Alert systems for high heat were introduced following the summer of 2003, when some 15,000 people died, many of them older people in apartments and rooms that were not air conditioned.
“Everything is ready in retirement homes, in hospitals, in transports,” said French Health Minister Agnes Buzyn, who also urged the public not to underestimate the effects of extreme heat.
“When people are fragile, even when everything is organised, there is always a higher mortality rate,” she warned.
Urban heat islands
Climatologists warned that people living in cities are particularly vulnerable due to the way that concrete buildings and asphalt roads absorb heat, even at night.
“In the centre of Paris, the temperature could be three or four degrees higher than in the suburbs, or even five to 10 degrees over the surrounding region,” climate scientist Jean Jouzel told RFI.
“The effects of urban heat islands are felt day and night, because the nights are generally not very cool in cities, such as central Paris.”
The heat wave comes at the time of year that days are longest, meaning there will be less time for overnight cooling.
Between Wednesday and Friday, temperatures are expected to remain above 20 degrees at night-time, said Météo-France.

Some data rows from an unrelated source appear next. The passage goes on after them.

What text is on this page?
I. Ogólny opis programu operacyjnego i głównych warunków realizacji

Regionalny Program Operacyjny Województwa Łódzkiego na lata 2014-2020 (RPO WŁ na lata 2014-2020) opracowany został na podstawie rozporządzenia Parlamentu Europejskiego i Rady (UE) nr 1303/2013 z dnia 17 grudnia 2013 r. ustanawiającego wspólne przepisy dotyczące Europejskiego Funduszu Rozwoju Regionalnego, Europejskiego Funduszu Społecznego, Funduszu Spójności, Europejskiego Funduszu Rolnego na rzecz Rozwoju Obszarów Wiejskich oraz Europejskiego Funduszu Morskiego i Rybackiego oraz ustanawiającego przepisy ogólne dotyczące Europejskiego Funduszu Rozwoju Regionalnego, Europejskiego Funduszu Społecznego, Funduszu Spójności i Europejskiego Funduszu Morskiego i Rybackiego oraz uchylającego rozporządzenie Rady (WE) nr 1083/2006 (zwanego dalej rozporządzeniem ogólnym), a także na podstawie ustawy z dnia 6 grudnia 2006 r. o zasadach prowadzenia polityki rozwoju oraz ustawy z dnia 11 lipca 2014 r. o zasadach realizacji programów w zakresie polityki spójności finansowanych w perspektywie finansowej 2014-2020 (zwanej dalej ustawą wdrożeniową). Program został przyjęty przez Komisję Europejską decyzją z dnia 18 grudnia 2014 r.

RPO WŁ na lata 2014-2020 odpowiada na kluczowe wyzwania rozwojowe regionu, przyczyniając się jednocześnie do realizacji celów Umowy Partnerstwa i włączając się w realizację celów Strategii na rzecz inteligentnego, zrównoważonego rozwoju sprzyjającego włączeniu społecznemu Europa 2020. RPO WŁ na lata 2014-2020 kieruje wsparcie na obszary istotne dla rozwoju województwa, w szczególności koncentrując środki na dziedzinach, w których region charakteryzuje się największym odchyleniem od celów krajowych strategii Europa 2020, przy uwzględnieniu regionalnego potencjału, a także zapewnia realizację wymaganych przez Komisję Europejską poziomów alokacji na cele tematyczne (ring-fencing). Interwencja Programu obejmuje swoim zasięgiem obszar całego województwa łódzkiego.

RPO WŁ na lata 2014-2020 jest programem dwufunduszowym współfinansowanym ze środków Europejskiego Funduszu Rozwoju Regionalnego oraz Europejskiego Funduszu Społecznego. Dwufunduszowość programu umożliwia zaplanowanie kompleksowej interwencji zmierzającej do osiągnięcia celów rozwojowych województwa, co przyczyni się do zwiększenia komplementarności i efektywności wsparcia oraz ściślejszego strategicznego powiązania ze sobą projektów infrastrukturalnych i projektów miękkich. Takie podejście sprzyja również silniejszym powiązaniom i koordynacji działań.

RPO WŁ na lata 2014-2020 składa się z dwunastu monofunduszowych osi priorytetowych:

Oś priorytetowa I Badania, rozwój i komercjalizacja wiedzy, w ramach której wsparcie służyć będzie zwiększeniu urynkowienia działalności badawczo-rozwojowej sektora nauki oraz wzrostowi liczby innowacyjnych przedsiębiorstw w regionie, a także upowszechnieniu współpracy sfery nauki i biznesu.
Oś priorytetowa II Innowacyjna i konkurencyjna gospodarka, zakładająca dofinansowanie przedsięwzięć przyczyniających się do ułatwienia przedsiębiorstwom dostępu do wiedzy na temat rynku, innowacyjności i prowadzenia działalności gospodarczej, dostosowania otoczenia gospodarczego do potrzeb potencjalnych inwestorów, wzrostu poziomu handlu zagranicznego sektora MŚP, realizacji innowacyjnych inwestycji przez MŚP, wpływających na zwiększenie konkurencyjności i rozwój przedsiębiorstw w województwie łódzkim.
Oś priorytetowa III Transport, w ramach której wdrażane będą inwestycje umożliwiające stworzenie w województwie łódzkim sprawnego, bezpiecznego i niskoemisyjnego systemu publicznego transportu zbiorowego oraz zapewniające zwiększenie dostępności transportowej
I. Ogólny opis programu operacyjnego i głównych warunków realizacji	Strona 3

The government said it would test new measures to limit the most polluting vehicles from the roads in and around Paris.
Air pollution adds another layer of risk for residents of cities, where the air quality is down due to greater numbers of high-emitting vehicles.
“In periods of extreme heat, like that of 2003, there was a sharing, when it comes to mortality, between the direct effect of the heat itself and the indirect effect of the quality of the air,” French climate scientist Hervé Le Treut told RFI.
Climate change making heat waves more frequent
Météo-France emphasised there was little historical precedent for such a heat wave at this time of year and that the current period would exceed the four days of high heat recorded in June 2017.
“The period to come is expected to be more intense, unprecedented for a month of June,” the forecaster said.
“Heat waves generally affect the Hexagon (France) between early July and mid-August,” the monitor said in a statement. “However, in recent years, France has seen periods of high heat earlier and later… They are twice as frequent over the 34 last years than the previous period.
“In France, their frequency and intensity is expected to rise over the course of the century. The frequency of these events will double by 2050.”
The Potsdam Institute for Climate Impact Research near Berlin in Germany said the five hottest summers in Europe since the year 1500 have all happened since 2003.
“Monthly heat records all over the globe occur five times as often today as they would in a stable climate,” said Stefan Rahmstof of the institute in a statement.
“This increase in heat extremes is just as predicted by climate science, as a consequence of global warming, caused by the increasing greenhouse gases from burning coal, oil and gas.”